Les clauses qui rendaient l’instruction obligatoire pour les enfans employés dans les fabriques étaient restées une lettre morte. A l’exception de quelques manufactures, dans lesquelles la munificence du propriétaire avait établi des écoles, les moyens d’enseignement avaient manqué, ou bien l’insouciance des parens et la mauvaise volonté des enfans les avaient rendus inutiles. M. Horner rapportait que sur 2,011 enfans de 13 à 14 ans examinés à Manchester en 1836, 1,067 s’étaient trouvés hors d’état de lire couramment. Or, la plupart de ces enfans gagnaient 5 à 7 shillings par semaine, et leur père 30 shillings.

De 1837 à 1844, les conséquences de la loi se sont développées dans la même direction. J’ai sous les yeux les rapports des inspecteurs pour le second semestre de 1843, et j’en donnerai quelques extraits.
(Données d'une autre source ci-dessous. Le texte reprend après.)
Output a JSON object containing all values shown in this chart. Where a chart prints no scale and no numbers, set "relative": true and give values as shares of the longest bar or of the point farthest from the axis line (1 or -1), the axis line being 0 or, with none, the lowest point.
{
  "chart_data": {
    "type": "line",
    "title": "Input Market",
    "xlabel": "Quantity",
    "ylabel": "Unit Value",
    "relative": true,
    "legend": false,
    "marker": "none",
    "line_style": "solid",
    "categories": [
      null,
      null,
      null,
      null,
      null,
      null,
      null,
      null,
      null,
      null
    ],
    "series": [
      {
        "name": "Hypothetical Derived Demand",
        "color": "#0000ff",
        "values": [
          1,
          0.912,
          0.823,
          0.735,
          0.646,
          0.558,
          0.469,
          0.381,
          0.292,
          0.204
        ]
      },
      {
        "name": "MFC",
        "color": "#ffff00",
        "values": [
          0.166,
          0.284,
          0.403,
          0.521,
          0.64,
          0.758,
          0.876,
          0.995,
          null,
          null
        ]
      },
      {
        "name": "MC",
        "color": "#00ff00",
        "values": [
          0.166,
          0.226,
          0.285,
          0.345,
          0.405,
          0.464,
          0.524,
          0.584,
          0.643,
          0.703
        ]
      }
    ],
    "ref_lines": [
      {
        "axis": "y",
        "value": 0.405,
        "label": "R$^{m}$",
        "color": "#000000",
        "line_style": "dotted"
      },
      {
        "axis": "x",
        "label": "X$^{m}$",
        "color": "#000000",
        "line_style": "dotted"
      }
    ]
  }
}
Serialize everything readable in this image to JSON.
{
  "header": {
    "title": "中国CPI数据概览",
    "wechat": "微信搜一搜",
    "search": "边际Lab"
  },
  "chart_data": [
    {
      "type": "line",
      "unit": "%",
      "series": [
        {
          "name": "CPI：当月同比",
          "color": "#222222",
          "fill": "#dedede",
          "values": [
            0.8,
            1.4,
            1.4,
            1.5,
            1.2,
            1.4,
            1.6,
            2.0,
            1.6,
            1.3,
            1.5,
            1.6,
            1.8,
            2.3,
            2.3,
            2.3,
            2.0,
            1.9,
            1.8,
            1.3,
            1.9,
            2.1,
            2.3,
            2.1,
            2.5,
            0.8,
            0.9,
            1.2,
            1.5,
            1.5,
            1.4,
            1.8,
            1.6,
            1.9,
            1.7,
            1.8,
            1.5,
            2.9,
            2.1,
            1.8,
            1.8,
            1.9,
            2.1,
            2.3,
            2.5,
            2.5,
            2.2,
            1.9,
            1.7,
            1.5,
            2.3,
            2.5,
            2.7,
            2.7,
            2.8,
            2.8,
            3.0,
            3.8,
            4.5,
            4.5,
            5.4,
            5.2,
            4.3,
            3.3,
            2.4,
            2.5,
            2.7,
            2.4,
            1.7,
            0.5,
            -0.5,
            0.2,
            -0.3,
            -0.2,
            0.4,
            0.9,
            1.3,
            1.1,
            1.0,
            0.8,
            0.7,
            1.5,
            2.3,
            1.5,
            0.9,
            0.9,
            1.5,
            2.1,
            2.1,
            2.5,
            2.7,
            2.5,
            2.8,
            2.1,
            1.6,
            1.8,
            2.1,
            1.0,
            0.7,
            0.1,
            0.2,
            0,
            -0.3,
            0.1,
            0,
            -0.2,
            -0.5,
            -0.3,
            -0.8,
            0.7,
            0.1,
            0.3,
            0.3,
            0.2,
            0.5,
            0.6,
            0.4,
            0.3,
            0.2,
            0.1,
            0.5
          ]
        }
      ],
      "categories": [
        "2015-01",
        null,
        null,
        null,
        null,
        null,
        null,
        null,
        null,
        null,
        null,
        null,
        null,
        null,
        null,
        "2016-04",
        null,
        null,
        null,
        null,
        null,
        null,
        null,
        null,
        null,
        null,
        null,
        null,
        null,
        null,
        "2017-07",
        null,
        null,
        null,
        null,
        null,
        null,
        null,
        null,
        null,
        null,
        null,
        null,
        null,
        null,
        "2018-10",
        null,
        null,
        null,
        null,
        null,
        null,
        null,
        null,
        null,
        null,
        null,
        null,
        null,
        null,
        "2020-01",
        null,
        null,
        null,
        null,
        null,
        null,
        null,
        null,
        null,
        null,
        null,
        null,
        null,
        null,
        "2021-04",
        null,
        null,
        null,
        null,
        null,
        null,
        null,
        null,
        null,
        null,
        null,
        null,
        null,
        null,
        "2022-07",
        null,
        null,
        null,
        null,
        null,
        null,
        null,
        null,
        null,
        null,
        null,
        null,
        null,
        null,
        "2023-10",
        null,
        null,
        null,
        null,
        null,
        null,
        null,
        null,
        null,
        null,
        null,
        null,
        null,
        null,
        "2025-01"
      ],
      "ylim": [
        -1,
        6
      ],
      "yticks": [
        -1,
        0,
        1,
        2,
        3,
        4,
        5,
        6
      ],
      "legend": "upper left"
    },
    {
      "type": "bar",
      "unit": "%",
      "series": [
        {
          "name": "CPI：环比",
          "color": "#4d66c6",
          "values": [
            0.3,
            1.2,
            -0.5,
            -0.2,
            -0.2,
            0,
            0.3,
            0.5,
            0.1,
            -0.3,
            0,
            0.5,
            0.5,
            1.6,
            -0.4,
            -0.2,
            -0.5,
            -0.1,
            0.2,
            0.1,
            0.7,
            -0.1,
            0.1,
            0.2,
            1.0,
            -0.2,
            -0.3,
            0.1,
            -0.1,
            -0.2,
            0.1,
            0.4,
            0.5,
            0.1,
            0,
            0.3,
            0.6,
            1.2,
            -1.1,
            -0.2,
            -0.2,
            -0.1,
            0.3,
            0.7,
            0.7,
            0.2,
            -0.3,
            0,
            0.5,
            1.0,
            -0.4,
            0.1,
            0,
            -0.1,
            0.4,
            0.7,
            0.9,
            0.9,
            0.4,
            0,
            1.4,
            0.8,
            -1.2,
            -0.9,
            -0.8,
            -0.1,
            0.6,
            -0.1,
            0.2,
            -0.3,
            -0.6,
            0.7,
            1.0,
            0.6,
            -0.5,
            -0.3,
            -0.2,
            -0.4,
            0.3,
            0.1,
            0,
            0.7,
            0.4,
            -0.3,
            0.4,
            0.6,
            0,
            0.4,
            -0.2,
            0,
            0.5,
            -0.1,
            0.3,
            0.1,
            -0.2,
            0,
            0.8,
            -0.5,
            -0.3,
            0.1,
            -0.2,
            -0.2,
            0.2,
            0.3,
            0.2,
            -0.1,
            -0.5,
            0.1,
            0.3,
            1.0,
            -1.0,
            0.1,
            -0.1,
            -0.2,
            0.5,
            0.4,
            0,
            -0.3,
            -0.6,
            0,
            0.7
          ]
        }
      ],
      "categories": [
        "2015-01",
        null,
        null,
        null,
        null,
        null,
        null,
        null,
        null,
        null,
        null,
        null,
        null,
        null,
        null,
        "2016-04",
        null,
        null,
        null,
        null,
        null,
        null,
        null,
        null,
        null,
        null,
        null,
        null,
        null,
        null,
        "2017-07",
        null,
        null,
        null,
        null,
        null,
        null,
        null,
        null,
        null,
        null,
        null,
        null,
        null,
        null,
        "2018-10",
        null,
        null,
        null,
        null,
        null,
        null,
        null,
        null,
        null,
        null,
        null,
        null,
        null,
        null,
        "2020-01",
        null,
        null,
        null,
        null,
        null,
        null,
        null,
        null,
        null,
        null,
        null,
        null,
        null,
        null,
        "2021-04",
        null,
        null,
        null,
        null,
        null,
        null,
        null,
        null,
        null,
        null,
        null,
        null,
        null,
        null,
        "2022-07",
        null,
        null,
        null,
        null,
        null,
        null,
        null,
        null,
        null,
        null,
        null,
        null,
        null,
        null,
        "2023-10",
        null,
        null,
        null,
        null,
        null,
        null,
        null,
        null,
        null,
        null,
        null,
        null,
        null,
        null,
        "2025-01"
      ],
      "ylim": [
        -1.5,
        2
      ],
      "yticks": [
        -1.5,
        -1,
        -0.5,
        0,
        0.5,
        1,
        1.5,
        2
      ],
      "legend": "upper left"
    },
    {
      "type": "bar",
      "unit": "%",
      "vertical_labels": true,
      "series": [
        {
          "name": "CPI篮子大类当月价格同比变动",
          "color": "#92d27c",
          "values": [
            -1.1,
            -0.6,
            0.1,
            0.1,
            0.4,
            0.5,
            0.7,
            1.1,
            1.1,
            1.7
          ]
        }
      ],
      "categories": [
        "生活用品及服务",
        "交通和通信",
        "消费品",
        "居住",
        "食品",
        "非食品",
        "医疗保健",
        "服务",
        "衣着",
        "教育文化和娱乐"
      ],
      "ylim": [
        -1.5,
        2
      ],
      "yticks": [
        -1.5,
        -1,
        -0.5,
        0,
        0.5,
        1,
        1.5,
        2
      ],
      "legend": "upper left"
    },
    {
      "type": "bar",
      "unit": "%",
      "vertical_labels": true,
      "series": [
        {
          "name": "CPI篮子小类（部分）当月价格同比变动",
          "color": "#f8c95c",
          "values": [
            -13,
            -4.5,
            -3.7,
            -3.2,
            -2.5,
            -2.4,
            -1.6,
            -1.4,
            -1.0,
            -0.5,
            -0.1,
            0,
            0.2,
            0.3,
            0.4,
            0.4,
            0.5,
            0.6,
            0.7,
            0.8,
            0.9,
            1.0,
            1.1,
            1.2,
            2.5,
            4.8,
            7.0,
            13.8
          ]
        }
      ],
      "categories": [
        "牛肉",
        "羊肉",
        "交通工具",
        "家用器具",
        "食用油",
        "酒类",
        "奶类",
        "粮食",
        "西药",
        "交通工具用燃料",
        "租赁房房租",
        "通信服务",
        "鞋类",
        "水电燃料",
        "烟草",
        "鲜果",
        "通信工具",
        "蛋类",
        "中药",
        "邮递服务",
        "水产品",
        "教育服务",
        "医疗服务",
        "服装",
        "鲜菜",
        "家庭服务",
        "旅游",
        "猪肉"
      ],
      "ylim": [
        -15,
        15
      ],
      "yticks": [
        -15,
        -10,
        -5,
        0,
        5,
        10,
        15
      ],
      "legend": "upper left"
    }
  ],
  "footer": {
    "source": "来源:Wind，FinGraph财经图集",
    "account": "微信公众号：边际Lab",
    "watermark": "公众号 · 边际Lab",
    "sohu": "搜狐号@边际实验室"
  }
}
M. Howel, chargé de visiter le district de l’ouest et du centre de l’Angleterre, écrit le 31 décembre : « Quant à l’emploi des enfans au-dessous de 13 ans, même aujourd’hui, dans un moment où le travail des fabriques occupe beaucoup plus de bras, je n’ai rien à changer à mon dernier rapport, dans lequel je montrais la grande diminution

  1. Letters on the factory act, by Nassau Senior.